Make some predictions:

# Make predictions with the net and pass them through 
# softmax to turn them into probabilities
st = nn.Softmax(dim=1)
predictions = st(model_cnn(images))
for i in range(4):
    fig, ax = plt.subplots(figsize=(1,1))
    imshow(images[i], ax)
    fig2, ax2 = plt.subplots()
    ax2.bar(np.arange(10), predictions[i].detach().numpy())
    ax2.set_xticks(np.arange(10))
    ax2.set_xticklabels(classes)
    sns.despine(trim=True)
../_images/20b6bdd6ef97b2996081d167f56d31792b00022a8504071ac92a7cee79cdd203.svg../_images/6535a663e502f6adf0cd97c4fd61eeb170aac88f625b5208a9d6317c4a550abb.svg../_images/41683aa3861889fd521ba88a21bdb2b35cd8c623c8aa3036ed743250b23aabae.svg../_images/d87ffe99777307de8ee74c76ddfa6e26ce389b1725eb3ed2a951b3303ba8337b.svg../_images/1aa152035e3e1814e1d586df97c9e289e11047b616b7bf6bc6c9ad9c15a9604b.svg../_images/0203e0a508ec6ee8f71ed6510aeaa719e45fa749a3d45ed48f66fe3e31df5591.svg../_images/7a636ac1dd16b98282bade556725b668664e53a2146cc9d552727cd3525dfdb9.svg../_images/3e8eb708a9e596a239708e4f4247ec6de2e57fc6eaafa7cfd47d030593bacc58.svg

It doesn’t work equally well for all classes. Here is some code from the PyTorch tutorial to get the accuracy for each class:

class_correct = list(0. for i in range(10))
class_total = list(0. for i in range(10))
with torch.no_grad():
    for data in testloader:
        images, labels = data
        outputs = model_cnn(images)
        _, predicted = torch.max(outputs, 1)
        c = (predicted == labels).squeeze()
        for i in range(4):
            label = labels[i]
            class_correct[label] += c[i].item()
            class_total[label] += 1


for i in range(10):
    print('Accuracy of %5s : %2d %%' % (
        classes[i], 100 * class_correct[i] / class_total[i]))
Accuracy of plane : 59 %
Accuracy of   car : 65 %
Accuracy of  bird : 46 %
Accuracy of   cat : 25 %
Accuracy of  deer : 42 %
Accuracy of   dog : 48 %
Accuracy of  frog : 66 %
Accuracy of horse : 62 %
Accuracy of  ship : 59 %
Accuracy of truck : 62 %

This could be better. There are several things that we can do. First, we would run this for more epochs. At least 50 epochs are needed to train it properly. Second, we could add data augmentation. This can be done through a transformation; see this. Third, we have to make the network bigger. Here is a list of large networks trained on CIFAR10. It is possible to reach an accuracy of 95%.
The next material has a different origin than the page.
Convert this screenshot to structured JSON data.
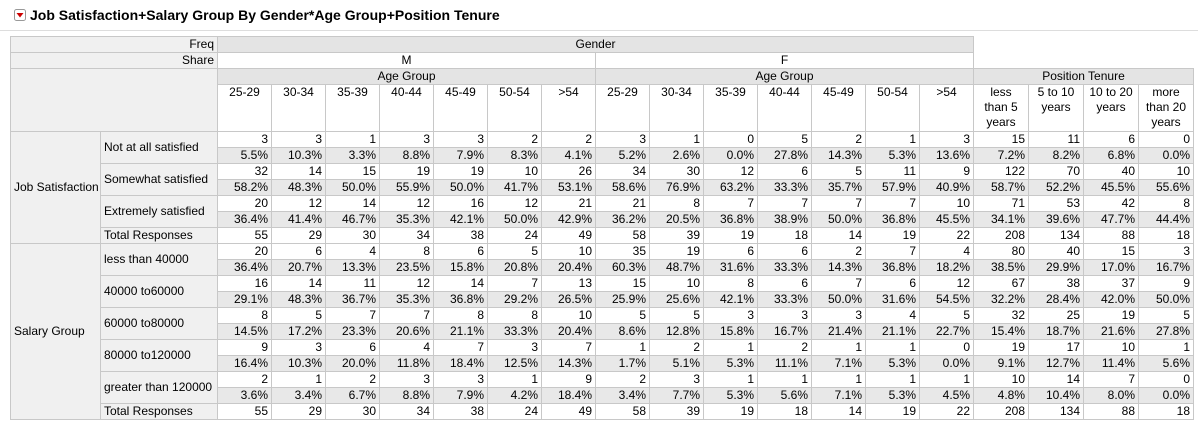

A general advice: When you train neural networks think big. Make them big. Add a lot of data. Train more (but not too much).

Questions#

  • Set the number of epochs for the CNN-based model to 40. How much better accuracy do you get? Make sure you do this before bed and look at it in the morning. It takes a while to train.